Un petit chien dans une voiture.  Ses maîtres sont entrés au café, non loin.  Ils ont laissé le petit chien dans la voiture.  Il ne fait pas trop chaud, l’homme a baissé un peu une vitre.  Le petit chien sera confortable, pourvu que ses maîtres ne sirotent pas trop longtemps leur cappucino ou leur allongé.

Le petit chien pose ses pattes antérieures sur le rebord de la porte, du côté de la rue.  Il regarde passer les voitures.  À quoi pense-t-il, dans sa tête de chien?  On dit que les chiens ne peuvent pas distinguer les couleurs, alors pour lui toutes les voitures sont grises, un gris plus pâle ou plus foncé, c’est selon…

Il ne distingue pas les couleurs, mais sa vue est excellente; il s’amuse peut-être des formes diverses : camionnettes, berlines, coupés, familiales…  Et son odorat est tellement fin qu’il doit sentir les différences entre chaque voiture.  Il s’amuse des odeurs qui passent, peut-être.

Après un moment le petit chien change de place.  Il s’installe du côté du trottoir, du côté où sont partis ses maîtres.  Chaque fois que s’ouvre la porte du café, il agite la queue, bouge les oreilles, sa truffe frémit.  Puis tout de suite il sait que ce n’est pas eux, ceux qu’il attend.  Alors il pousse un tout petit gémissement, comme un soupir de déception.

Il regarde passer les passants.  Parfois il suit des yeux telle dame qui marche lourdement, chargée d’âge et de paquets.  Ou tel adolescent qui marche vite, les oreilles bouchées d’écouteurs, l’œil rivé à l’écran de son téléphone, les pouces tapant à toute vitesse les mots tronqués de la nouvelle langue universelle.

Le petit chien n’est pas malheureux.  On dit que les chiens n‘ont pas la notion du temps qui passe.  Tant qu’il n’a pas trop chaud ni froid, ni faim ni soif, il ne sait pas depuis combien de temps il est seul.  Alors, sans doute, il ne s’ennuie pas.  Il n’est pas malheureux.

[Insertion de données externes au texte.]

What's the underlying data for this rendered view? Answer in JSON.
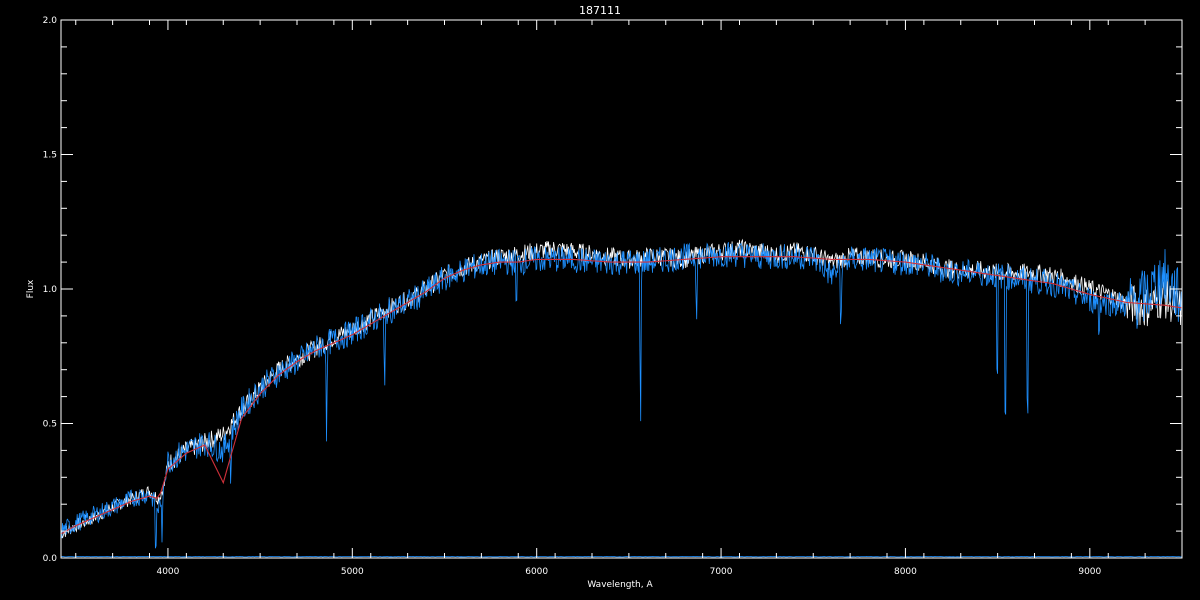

Est-ce qu’il rêve tout éveillé?  Quand il voit passer un autre chien au bout d’une laisse, il jappe un peu.  Est-ce une forme de salut?  Un avertissement (ne pas t’approcher de ma voiture!)?  Y a-t-il un langage partagé par tous les chiens du monde?

Est-ce qu’il pense?  Est-ce qu’il est sensible à la beauté des fleurs, non pour la variété de leurs couleurs, mais pour la suavité de leurs parfums?  Est-ce que le petit chien sait qu’il va mourir un jour, a-t-il peur de la mort?  Imagine-t-il un paradis ou un enfer, un dieu, une autre vie?

Mais ces questions n’ont pas de sens, ni d’importance.  Car voici que s’ouvre encore la porte du café, et cette fois ce sont eux, son maître et sa maîtresse!  Ils montent dans l’auto tiédie par le timide soleil d’avril, et le petit chien leur fait fête.  Il frétille, gémit de bonheur, ses yeux sont pleins d’extase.  Il est au paradis, avec ses dieux.  Il ne saurait se préoccuper d’une autre vie.  Il est une boule d’amour avec du poil.

J’espère qu’il est aussi important pour ses humains que ses humains le sont pour lui.